— Вы знаете, Эбенезер,— наконец проговорила она без всякого выражения,— эксперимент удался.
— Очень удался,— оживился мистер Эбенезер.
— Слишком удался! И теперь, если... если им она не понравится...— мисс Гвендолен думала вслух.— Она стала слишком умной и знает слишком много. Она вырвалась из рук своих создателей и... Она... то самое чудовище, помните, Эбенезер, в том романе... «Франкештейн»...
— Не помню.— Мистер Эбенезер вообще не читал романов.
— И напрасно. Роман Мери Шелли. Ученый становится жертвой своего собственного создания — человекоподобного чудовища... Наша Моника — дитя... высосала грудь матери и укусила... Или мы перестарались.

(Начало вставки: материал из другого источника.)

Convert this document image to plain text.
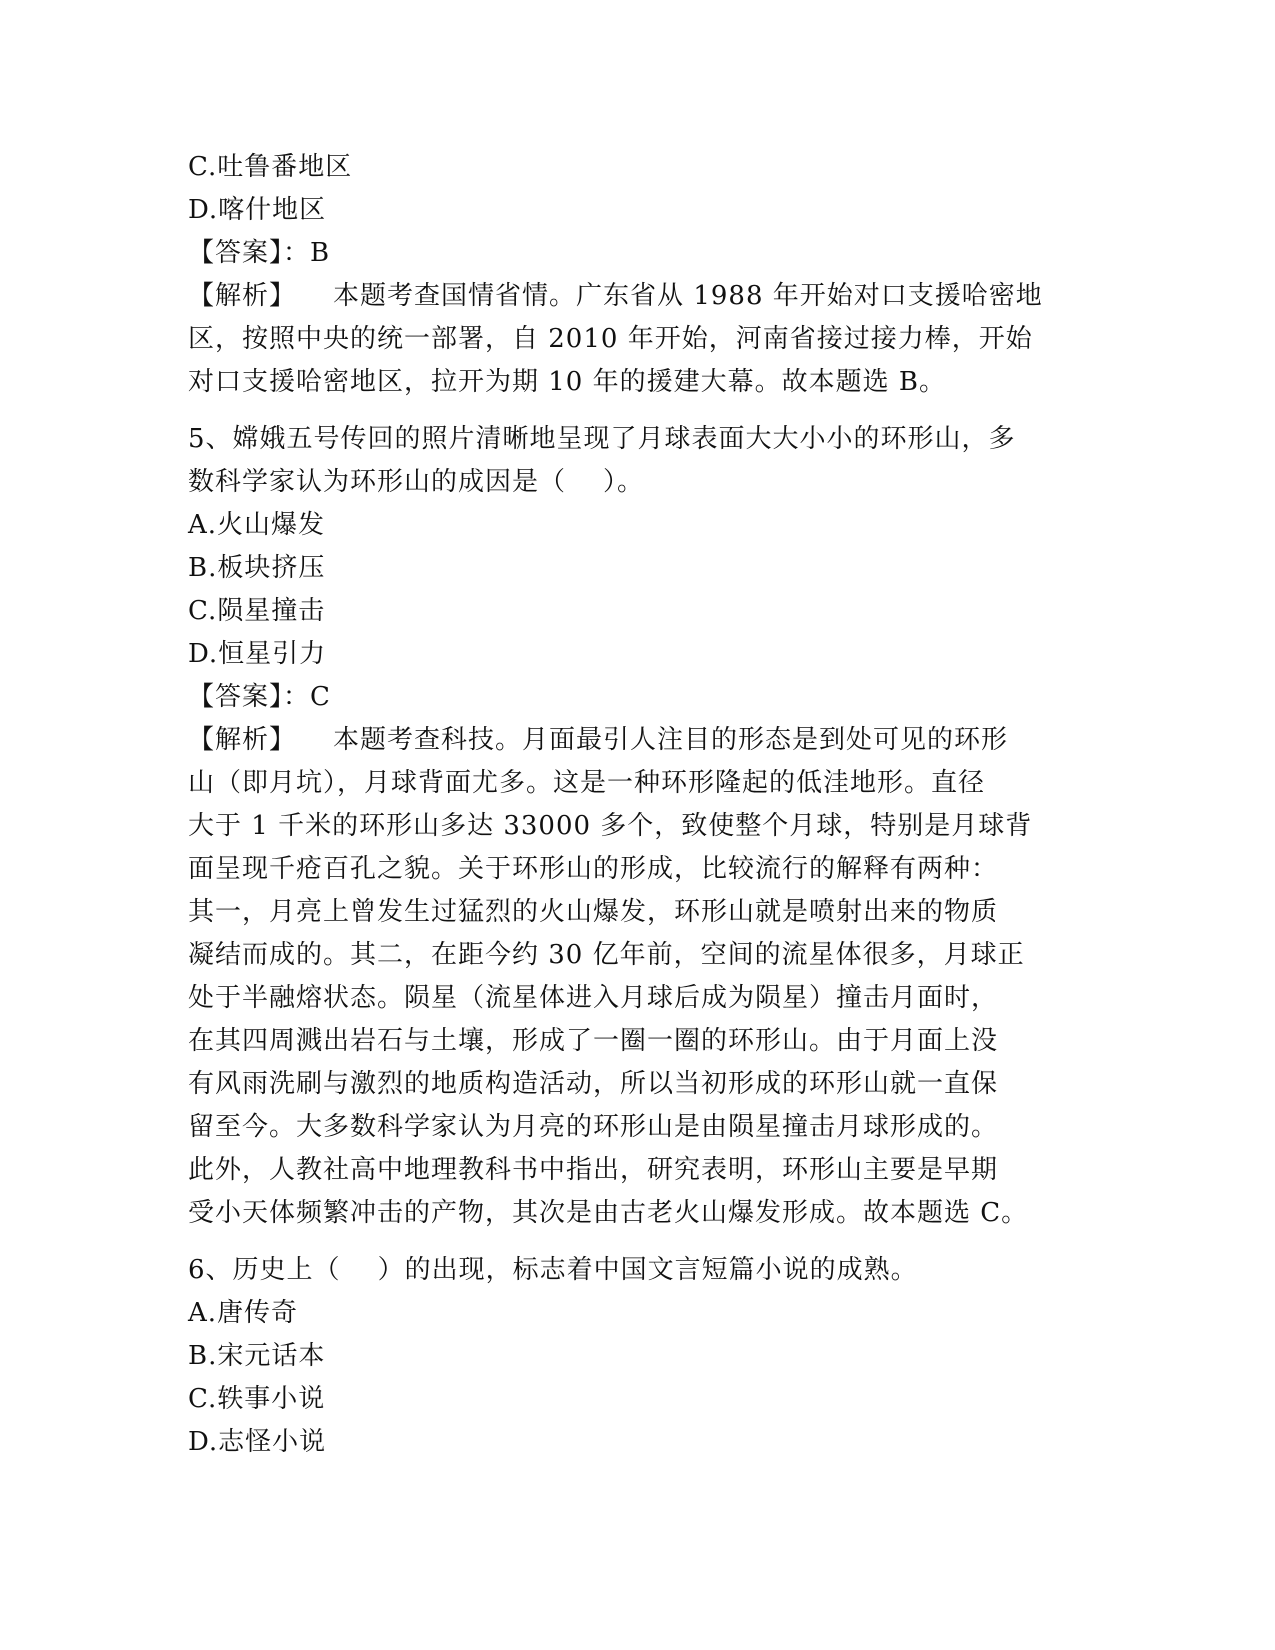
C.吐鲁番地区
D.喀什地区
【答案】：B
【解析】    本题考查国情省情。广东省从 1988 年开始对口支援哈密地
区，按照中央的统一部署，自 2010 年开始，河南省接过接力棒，开始
对口支援哈密地区，拉开为期 10 年的援建大幕。故本题选 B。
5、嫦娥五号传回的照片清晰地呈现了月球表面大大小小的环形山，多
数科学家认为环形山的成因是（    ）。
A.火山爆发
B.板块挤压
C.陨星撞击
D.恒星引力
【答案】：C
【解析】    本题考查科技。月面最引人注目的形态是到处可见的环形
山（即月坑），月球背面尤多。这是一种环形隆起的低洼地形。直径
大于 1 千米的环形山多达 33000 多个，致使整个月球，特别是月球背
面呈现千疮百孔之貌。关于环形山的形成，比较流行的解释有两种：
其一，月亮上曾发生过猛烈的火山爆发，环形山就是喷射出来的物质
凝结而成的。其二，在距今约 30 亿年前，空间的流星体很多，月球正
处于半融熔状态。陨星（流星体进入月球后成为陨星）撞击月面时，
在其四周溅出岩石与土壤，形成了一圈一圈的环形山。由于月面上没
有风雨洗刷与激烈的地质构造活动，所以当初形成的环形山就一直保
留至今。大多数科学家认为月亮的环形山是由陨星撞击月球形成的。
此外，人教社高中地理教科书中指出，研究表明，环形山主要是早期
受小天体频繁冲击的产物，其次是由古老火山爆发形成。故本题选 C。
6、历史上（    ）的出现，标志着中国文言短篇小说的成熟。
A.唐传奇
B.宋元话本
C.轶事小说
D.志怪小说
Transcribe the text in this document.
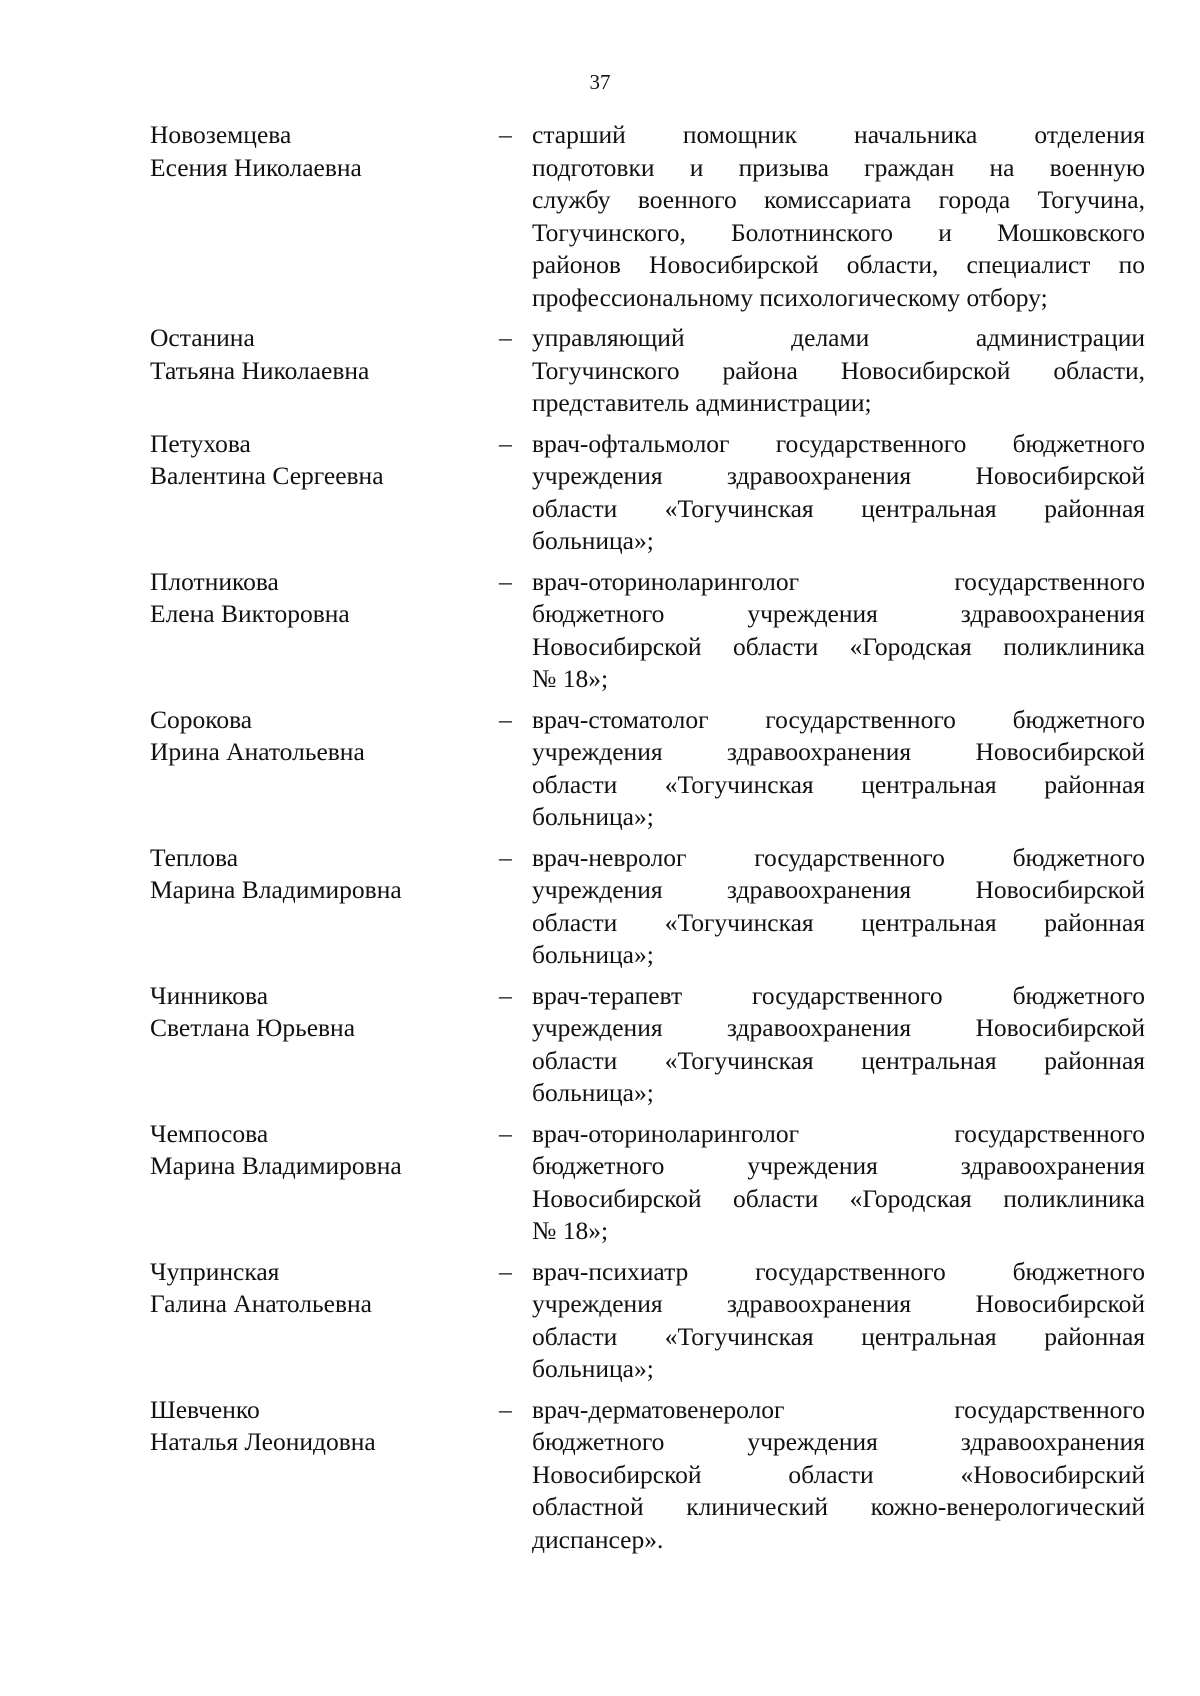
37
Новоземцева
Есения Николаевна
– старший помощник начальника отделения
подготовки и призыва граждан на военную
службу военного комиссариата города Тогучина,
Тогучинского, Болотнинского и Мошковского
районов Новосибирской области, специалист по
профессиональному психологическому отбору;
Останина
Татьяна Николаевна
– управляющий делами администрации
Тогучинского района Новосибирской области,
представитель администрации;
Петухова
Валентина Сергеевна
– врач-офтальмолог государственного бюджетного
учреждения здравоохранения Новосибирской
области «Тогучинская центральная районная
больница»;
Плотникова
Елена Викторовна
– врач-оториноларинголог государственного
бюджетного учреждения здравоохранения
Новосибирской области «Городская поликлиника
№ 18»;
Сорокова
Ирина Анатольевна
– врач-стоматолог государственного бюджетного
учреждения здравоохранения Новосибирской
области «Тогучинская центральная районная
больница»;
Теплова
Марина Владимировна
– врач-невролог государственного бюджетного
учреждения здравоохранения Новосибирской
области «Тогучинская центральная районная
больница»;
Чинникова
Светлана Юрьевна
– врач-терапевт государственного бюджетного
учреждения здравоохранения Новосибирской
области «Тогучинская центральная районная
больница»;
Чемпосова
Марина Владимировна
– врач-оториноларинголог государственного
бюджетного учреждения здравоохранения
Новосибирской области «Городская поликлиника
№ 18»;
Чупринская
Галина Анатольевна
– врач-психиатр государственного бюджетного
учреждения здравоохранения Новосибирской
области «Тогучинская центральная районная
больница»;
Шевченко
Наталья Леонидовна
– врач-дерматовенеролог государственного
бюджетного учреждения здравоохранения
Новосибирской области «Новосибирский
областной клинический кожно-венерологический
диспансер».
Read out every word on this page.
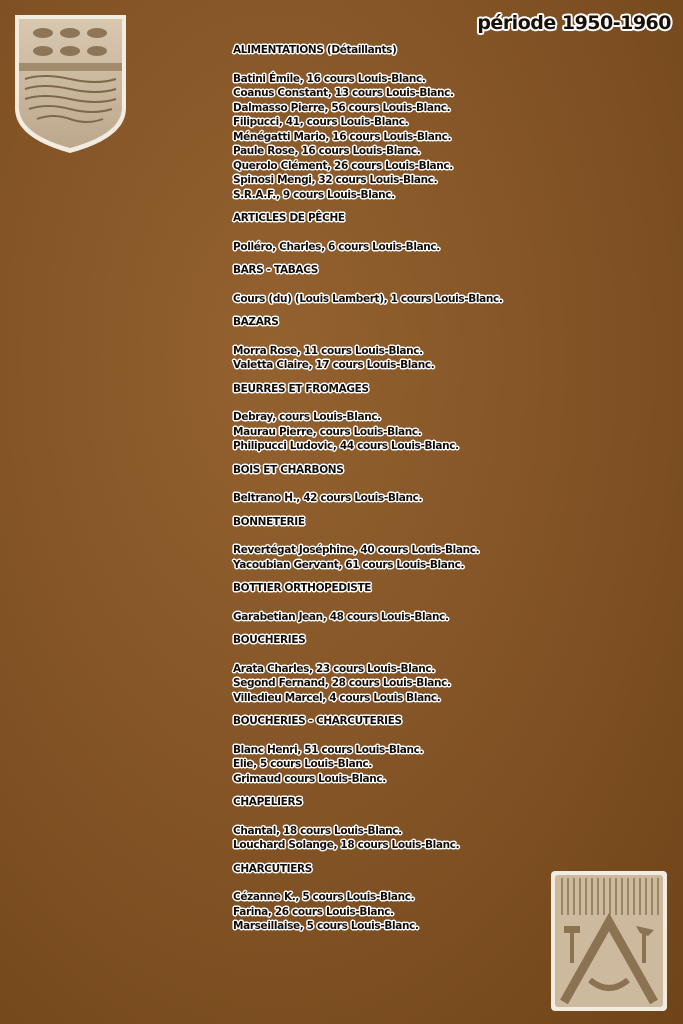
période 1950-1960
ALIMENTATIONS (Détaillants)
Batini Émile, 16 cours Louis-Blanc.
Coanus Constant, 13 cours Louis-Blanc.
Dalmasso Pierre, 56 cours Louis-Blanc.
Filipucci, 41, cours Louis-Blanc.
Ménégatti Mario, 16 cours Louis-Blanc.
Paule Rose, 16 cours Louis-Blanc.
Querolo Clément, 26 cours Louis-Blanc.
Spinosi Mengi, 32 cours Louis-Blanc.
S.R.A.F., 9 cours Louis-Blanc.
ARTICLES DE PÊCHE
Polléro, Charles, 6 cours Louis-Blanc.
BARS - TABACS
Cours (du) (Louis Lambert), 1 cours Louis-Blanc.
BAZARS
Morra Rose, 11 cours Louis-Blanc.
Valetta Claire, 17 cours Louis-Blanc.
BEURRES ET FROMAGES
Debray, cours Louis-Blanc.
Maurau Pierre, cours Louis-Blanc.
Philipucci Ludovic, 44 cours Louis-Blanc.
BOIS ET CHARBONS
Beltrano H., 42 cours Louis-Blanc.
BONNETERIE
Revertégat Joséphine, 40 cours Louis-Blanc.
Yacoubian Gervant, 61 cours Louis-Blanc.
BOTTIER ORTHOPEDISTE
Garabetian Jean, 48 cours Louis-Blanc.
BOUCHERIES
Arata Charles, 23 cours Louis-Blanc.
Segond Fernand, 28 cours Louis-Blanc.
Villedieu Marcel, 4 cours Louis Blanc.
BOUCHERIES - CHARCUTERIES
Blanc Henri, 51 cours Louis-Blanc.
Elie, 5 cours Louis-Blanc.
Grimaud cours Louis-Blanc.
CHAPELIERS
Chantal, 18 cours Louis-Blanc.
Louchard Solange, 18 cours Louis-Blanc.
CHARCUTIERS
Cézanne K., 5 cours Louis-Blanc.
Farina, 26 cours Louis-Blanc.
Marseillaise, 5 cours Louis-Blanc.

Или она оказалась чересчур способной. Нам её не простят. Да не смотри, девочка, на меня так... Ещё ничего не решено. Но если господа из Лиги Наций вздумают и дальше упрямиться, нам поставят в вину многое. Они ведь на себя ничего не возьмут. Всё свалят на нас. И на неё... Ну, не смотри так... Никто тебя не съест... пока... И потом есть еще Ага Хан... Он еще не утратил вкуса к девственницам с розовой кожей. Или найдется какой-нибудь шейх с золотой мошной.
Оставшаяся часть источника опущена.